No, they are not building a supermarket. They had just ripped the field apart so they could improve the drainage and make it a better field than it was.

Padang Brown, it seems, was often flooded and became unplayable as a football field whenever it rained.

By the end of the year, it is going to be a glorious football field again. I certainly hope so.

Padang Brown, you see, was once the heart of Penang football.

A bequeathal by David Brown, the same man who gave the Kampung Buah Pala folk their little turf of grass before machinations made it national news, the field has great history.

It was here that greats like Ali Bakar, Isa Bakar, Shaharuddin Abdullah and Namat Abdullah were first unearthed as raw gems. The likes of state stars Johari and Rahman Maina came later.

Every day, thousands flocked to the place to watch Penang Div 3 matches and hawkers did great business. The laksa, I remember, was just superb. Of course, some of the hawkers were also bookies, but that’s another story.

There’s also a hawker centre nearby with a monument to Brown. That hawker centre, too, is slowly dying. Back in those days, we kids would help wash dishes there for anything from 50sen to $1.50 and then go out and play games, placing small bets.

Often, the money would be doubled thanks to the bets and there would be enough for a tasty bowl of hokkien mee and a bottle of sarsaparilla (sarsi as we call it now).

As for me, I would sneak out the back door of the house to join the other kids for a game and my father would come looking with a rotan in hand. But the rotan would have to wait.

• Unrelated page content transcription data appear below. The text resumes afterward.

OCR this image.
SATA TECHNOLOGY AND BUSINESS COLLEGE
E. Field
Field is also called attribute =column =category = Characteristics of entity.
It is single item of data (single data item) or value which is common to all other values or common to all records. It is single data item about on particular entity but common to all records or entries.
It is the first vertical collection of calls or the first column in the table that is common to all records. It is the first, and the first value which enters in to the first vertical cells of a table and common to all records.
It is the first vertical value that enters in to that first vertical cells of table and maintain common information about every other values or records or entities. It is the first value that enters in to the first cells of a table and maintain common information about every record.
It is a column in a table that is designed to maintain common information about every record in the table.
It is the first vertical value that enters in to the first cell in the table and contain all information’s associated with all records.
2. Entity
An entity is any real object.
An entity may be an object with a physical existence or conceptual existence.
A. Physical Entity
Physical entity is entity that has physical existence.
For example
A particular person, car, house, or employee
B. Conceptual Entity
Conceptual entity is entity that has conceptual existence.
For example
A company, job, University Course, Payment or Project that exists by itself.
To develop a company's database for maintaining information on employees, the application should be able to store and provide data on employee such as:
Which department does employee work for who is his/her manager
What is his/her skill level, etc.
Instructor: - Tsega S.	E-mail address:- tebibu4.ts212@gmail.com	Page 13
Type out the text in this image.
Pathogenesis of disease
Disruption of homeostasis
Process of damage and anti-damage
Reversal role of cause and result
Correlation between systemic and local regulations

He would sit with his friends and dissect the game his son was playing, sometimes glowing with pride. And when the final whistle went, out the rotan would come as I fled for home.

My father also took me to the padang to watch political rallies before the days of the “ceramah.” And famous names like former chief minister Tan Sri Wong Pow Nee and Tun Dr Lim Chong Eu and even the Tunku himself spoke to huge crowds from makeshift stages.

So, it is really heartening to know that Padang Brown is being revitalised. A development project there would make any Penangite see red.

But while Padang Brown will be green again, Green Lane, it seems, won’t. The huge, leafy trees that have overlooked the street for decades, are about to go.

They are being chopped down in the name of development, to make way for a wider road.

Green Lane was so named because there was nothing there but the soon-to-be-200-year-old Penang Free School, vegetable farms, fruit orchards and cowsheds. It was, literally, green.

Over the years, hospitals, wats, more schools and even more housing areas have sprouted.

As Green Lane progressed, the trees became fewer and fewer. The state mosque was built and a huge rambutan orchard was gone.

Soon, the last vestiges of those great trees will be gone – some to be destroyed, others to be replanted elsewhere.

And Green Lane will no longer be green. For me, that will be indeed be a black day.

Maybe then, the busy entryway from the Penang Bridge will just have to go by its current name of Jalan Masjid Negeri, a name you won’t find many Penangites using now.

> The bubur cacha stall in the hawker centre where the writer used to wash dishes as a boy is still in business. And the bubur chacha is still as delectable as ever.